Dal metal alla Disney: intervista a Paolo Ribaldini

La voce di un musicista italiano nel doppiaggio finlandese dell'ultimo film Pixar

Paolo Ribaldini dovrebbe essere noto ai lettori de La Rondine, lo intervistammo anni fa quando partecipò all’edizione finlandese di The Voice. Alla sua carriera di cantante, insegnante e violinista si è aggiunta un’esperienza inusuale: ha partecipato al doppiaggio in finlandese dell’ultimo cartone animato della Pixar: Luca.

Il film è una storia di amicizia, narra delle avventure estive di un ragazzo e i suoi nuovi compagni nel borgo di Portorosso, una versione fantastica delle Cinque Terre ricostruita con la solita attenzione ai dettagli e ironia tipici della Pixar, che di sicuro farà venire nostalgia a tanti italiani all’estero. Luca sta raccogliendo recensioni positive e persino paragoni con le opere di Hayao Miyazaki e lo Studio Ghibli.

Il film, disponibile sulla piattaforma streaming Disney+, è il primo lungometraggio Pixar diretto da un italiano: Enrico Casarosa.

Abbiamo fatto una chiaccherata con Paolo per saperne di più di questa esperienza.

Foto Disney

Ciao Paolo come va? Parlarci un po’ dei tuoi progetti musicali / lavorativi in generale

In generale va bene, anche se un po’ come per tutti questo anno e mezzo è stato più pesante del solito. Nel mio campo, soprattutto, c’è stato un ovvio tracollo sia nei concerti dal vivo che nell’insegnamento privato e pubblico, e non è facile avere aiuti dallo Stato, in parte per la natura complessa ed amministrativamente atipica del nostro lavoro, ed in parte anche per prese di posizione politiche abbastanza discutibili. Anche i miei corsi universitari sulla musica metal sono stati fermati già nel 2020 e non c’è per il momento un orizzonte ben chiaro entro cui potranno ricominciare: tutto dipende da come si evolverà la situazione del Covid. 
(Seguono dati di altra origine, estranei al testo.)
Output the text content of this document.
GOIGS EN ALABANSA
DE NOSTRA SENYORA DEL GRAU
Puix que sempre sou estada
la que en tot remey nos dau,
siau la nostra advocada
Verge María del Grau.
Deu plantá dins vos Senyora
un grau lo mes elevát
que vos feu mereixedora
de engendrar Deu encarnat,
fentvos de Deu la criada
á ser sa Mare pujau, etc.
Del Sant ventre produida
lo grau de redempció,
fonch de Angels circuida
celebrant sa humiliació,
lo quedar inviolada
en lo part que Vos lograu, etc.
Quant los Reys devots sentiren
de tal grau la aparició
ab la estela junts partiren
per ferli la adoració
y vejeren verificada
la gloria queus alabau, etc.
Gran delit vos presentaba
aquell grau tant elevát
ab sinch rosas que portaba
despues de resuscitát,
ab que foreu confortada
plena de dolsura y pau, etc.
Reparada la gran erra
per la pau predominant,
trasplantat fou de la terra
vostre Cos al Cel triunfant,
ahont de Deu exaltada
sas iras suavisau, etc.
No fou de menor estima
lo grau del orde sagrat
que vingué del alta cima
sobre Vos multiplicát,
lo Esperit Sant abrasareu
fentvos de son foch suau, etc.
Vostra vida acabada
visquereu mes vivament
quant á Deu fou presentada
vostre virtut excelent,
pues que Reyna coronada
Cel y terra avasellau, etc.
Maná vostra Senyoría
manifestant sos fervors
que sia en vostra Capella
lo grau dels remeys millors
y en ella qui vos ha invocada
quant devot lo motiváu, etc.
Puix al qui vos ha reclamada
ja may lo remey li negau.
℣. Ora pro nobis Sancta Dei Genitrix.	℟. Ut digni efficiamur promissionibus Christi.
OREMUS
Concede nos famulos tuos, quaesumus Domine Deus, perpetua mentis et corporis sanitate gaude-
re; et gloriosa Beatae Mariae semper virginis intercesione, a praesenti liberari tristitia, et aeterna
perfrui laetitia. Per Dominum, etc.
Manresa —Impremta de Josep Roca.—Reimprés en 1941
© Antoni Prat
Ciò nonostante ci sono stati anche aspetti positivi: con la nostra band finlandese Seraphiel siamo andati molto avanti nella produzione del nostro primo album, e penso che saremo estremamente contenti del risultato finale e di poter suonare le canzoni dal vivo. Ho anche accettato l’offerta di unirmi ad una band non finlandese importante, con cui sto lavorando a distanza in vista del prossimo disco. Al momento questa è una situazione più embrionale e non posso sbottonarmi oltre, ma quando sarà il momento rivelerò maggiori dettagli sui miei canali social. 

Come sei finito a fare il doppiatore nella versione finnica di Luca?
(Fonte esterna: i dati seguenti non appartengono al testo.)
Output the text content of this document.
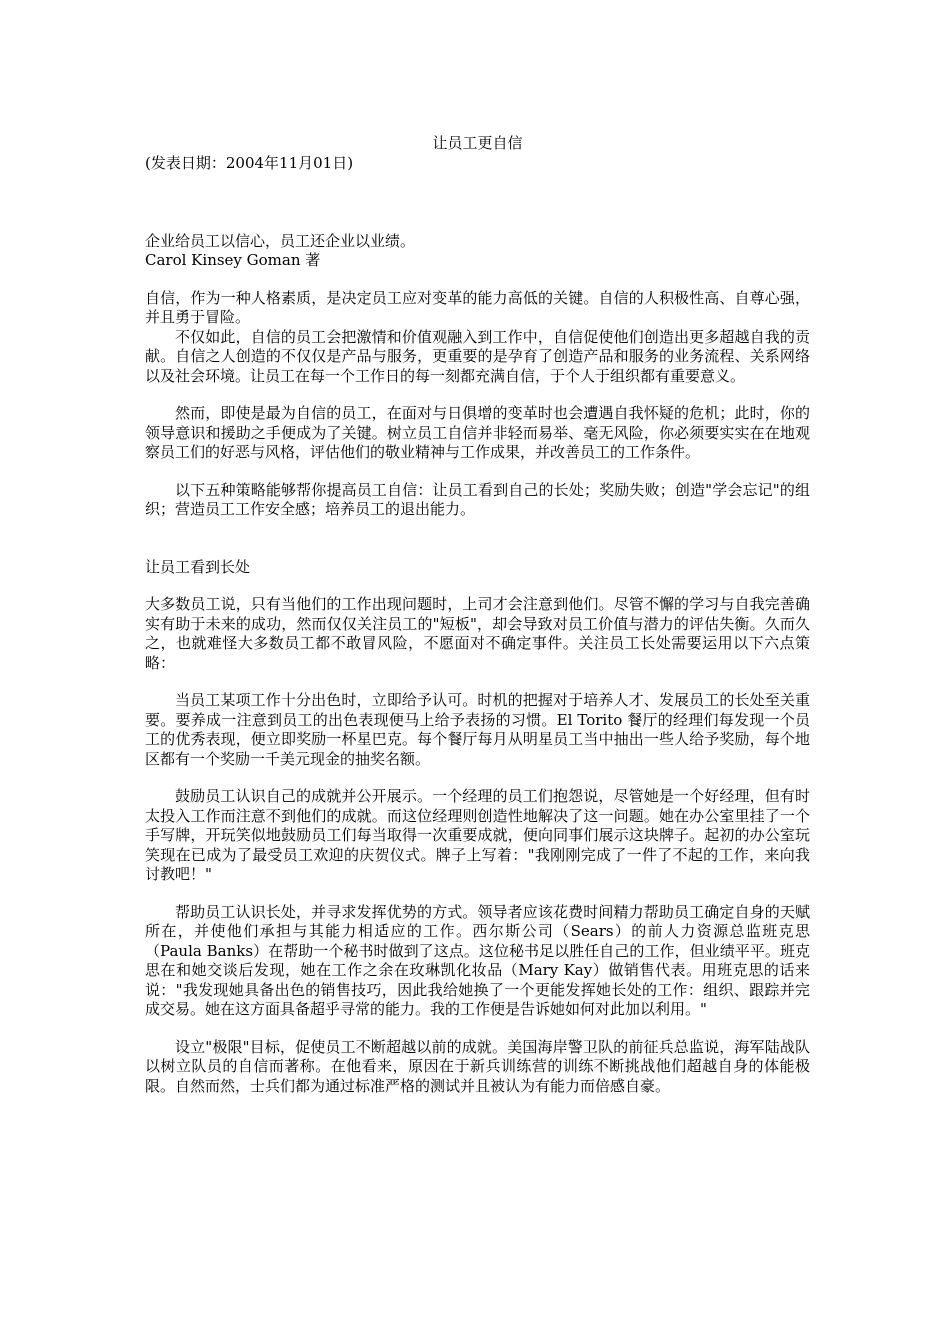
让员工更自信

(发表日期：2004年11月01日)

企业给员工以信心，员工还企业以业绩。

Carol Kinsey Goman 著

自信，作为一种人格素质，是决定员工应对变革的能力高低的关键。自信的人积极性高、自尊心强，并且勇于冒险。

不仅如此，自信的员工会把激情和价值观融入到工作中，自信促使他们创造出更多超越自我的贡献。自信之人创造的不仅仅是产品与服务，更重要的是孕育了创造产品和服务的业务流程、关系网络以及社会环境。让员工在每一个工作日的每一刻都充满自信，于个人于组织都有重要意义。

然而，即使是最为自信的员工，在面对与日俱增的变革时也会遭遇自我怀疑的危机；此时，你的领导意识和援助之手便成为了关键。树立员工自信并非轻而易举、毫无风险，你必须要实实在在地观察员工们的好恶与风格，评估他们的敬业精神与工作成果，并改善员工的工作条件。

以下五种策略能够帮你提高员工自信：让员工看到自己的长处；奖励失败；创造"学会忘记"的组织；营造员工工作安全感；培养员工的退出能力。

让员工看到长处

大多数员工说，只有当他们的工作出现问题时，上司才会注意到他们。尽管不懈的学习与自我完善确实有助于未来的成功，然而仅仅关注员工的"短板"，却会导致对员工价值与潜力的评估失衡。久而久之，也就难怪大多数员工都不敢冒风险，不愿面对不确定事件。关注员工长处需要运用以下六点策略：

当员工某项工作十分出色时，立即给予认可。时机的把握对于培养人才、发展员工的长处至关重要。要养成一注意到员工的出色表现便马上给予表扬的习惯。El Torito 餐厅的经理们每发现一个员工的优秀表现，便立即奖励一杯星巴克。每个餐厅每月从明星员工当中抽出一些人给予奖励，每个地区都有一个奖励一千美元现金的抽奖名额。

鼓励员工认识自己的成就并公开展示。一个经理的员工们抱怨说，尽管她是一个好经理，但有时太投入工作而注意不到他们的成就。而这位经理则创造性地解决了这一问题。她在办公室里挂了一个手写牌，开玩笑似地鼓励员工们每当取得一次重要成就，便向同事们展示这块牌子。起初的办公室玩笑现在已成为了最受员工欢迎的庆贺仪式。牌子上写着："我刚刚完成了一件了不起的工作，来向我讨教吧！"

帮助员工认识长处，并寻求发挥优势的方式。领导者应该花费时间精力帮助员工确定自身的天赋所在，并使他们承担与其能力相适应的工作。西尔斯公司（Sears）的前人力资源总监班克思（Paula Banks）在帮助一个秘书时做到了这点。这位秘书足以胜任自己的工作，但业绩平平。班克思在和她交谈后发现，她在工作之余在玫琳凯化妆品（Mary Kay）做销售代表。用班克思的话来说："我发现她具备出色的销售技巧，因此我给她换了一个更能发挥她长处的工作：组织、跟踪并完成交易。她在这方面具备超乎寻常的能力。我的工作便是告诉她如何对此加以利用。"

设立"极限"目标，促使员工不断超越以前的成就。美国海岸警卫队的前征兵总监说，海军陆战队以树立队员的自信而著称。在他看来，原因在于新兵训练营的训练不断挑战他们超越自身的体能极限。自然而然，士兵们都为通过标准严格的测试并且被认为有能力而倍感自豪。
Mi hanno chiamato dall’azienda che si occupa dei doppiaggi Disney in finlandese e mi hanno chiesto se ero interessato a fare una prova presso la loro sede. All’inizio non capivo bene di cosa si trattasse e pensavo avessero telefonato alla persona sbagliata, ma quando mi hanno detto quale tipo di film fosse in questione ho fatto due più due e ho accettato subito. Ringrazio molto un mio ex-insegnante di canto a Metropolia Ammattikorkeakoulu, Jukka Nylund, che negli ultimi anni ha lavorato molto come doppiatore e direttore del doppiaggio presso la stessa azienda. Jukka ha consigliato ai colleghi di chiedermi se ero interessato perché, secondo lui, sarei stato perfetto per il ruolo. 
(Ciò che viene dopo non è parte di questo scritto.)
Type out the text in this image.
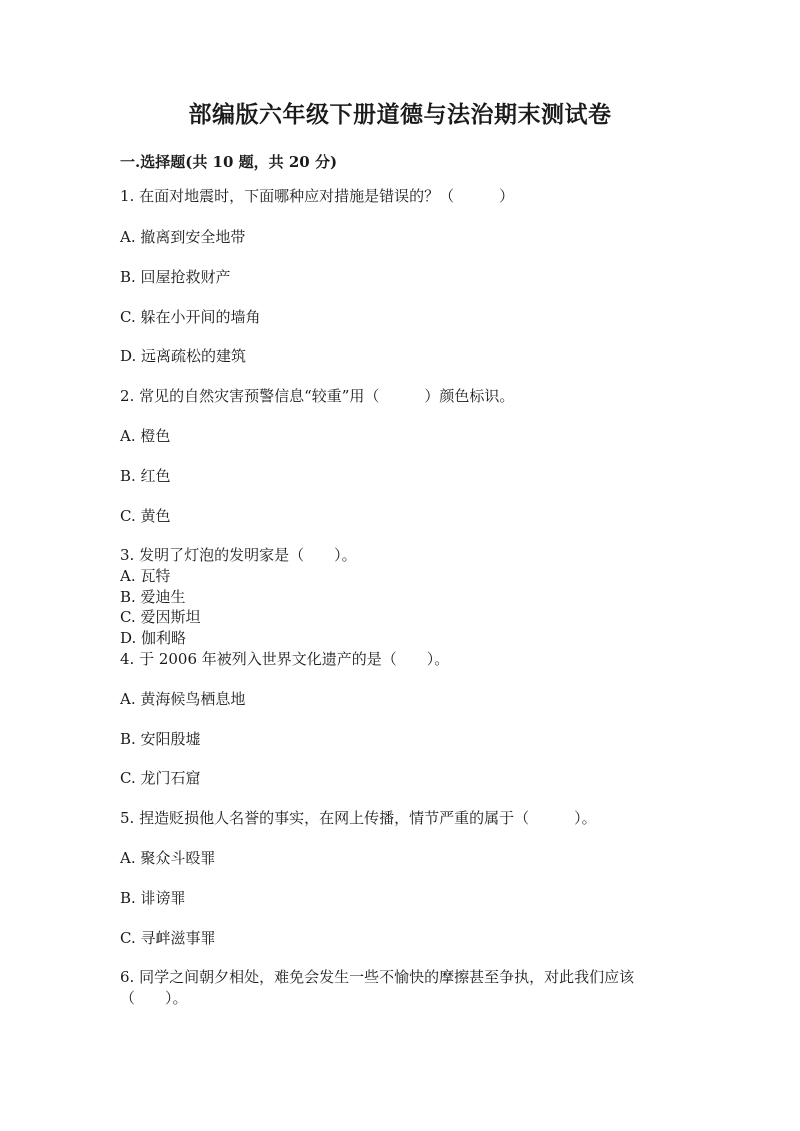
部编版六年级下册道德与法治期末测试卷
一.选择题(共 10 题，共 20 分)
1. 在面对地震时，下面哪种应对措施是错误的？（　　　）
A. 撤离到安全地带
B. 回屋抢救财产
C. 躲在小开间的墙角
D. 远离疏松的建筑
2. 常见的自然灾害预警信息“较重”用（　　　）颜色标识。
A. 橙色
B. 红色
C. 黄色
3. 发明了灯泡的发明家是（　　）。
A. 瓦特
B. 爱迪生
C. 爱因斯坦
D. 伽利略
4. 于 2006 年被列入世界文化遗产的是（　　）。
A. 黄海候鸟栖息地
B. 安阳殷墟
C. 龙门石窟
5. 捏造贬损他人名誉的事实，在网上传播，情节严重的属于（　　　）。
A. 聚众斗殴罪
B. 诽谤罪
C. 寻衅滋事罪
6. 同学之间朝夕相处，难免会发生一些不愉快的摩擦甚至争执，对此我们应该
（　　）。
Sono andato a fare una prima audizione di un paio d’ore, abbiamo registrato alcune scene ed il nastro è stato mandato negli Stati Uniti al quartier generale della Disney: mi hanno spiegato che la Disney vuole sempre avere l’ultima parola su tutti i doppiatori dei personaggi principali in tutte le lingue, in questo modo mantengono la qualità abbastanza alta e si assicurano che il carattere dei personaggi importanti sia rispettato. Sapevo che per il ruolo di Ercole Visconti avevano fatto il provino ad altri due oltre a me, e non avendo nessun’esperienza pregressa nel doppiaggio non facevo molto conto sul ricevere la parte, ma mi hanno telefonato un paio di settimane più tardi offrendomi il lavoro e ne sono stato naturalmente molto felice. 

Come hai imparato il finlandese e si finisce mai di impararlo?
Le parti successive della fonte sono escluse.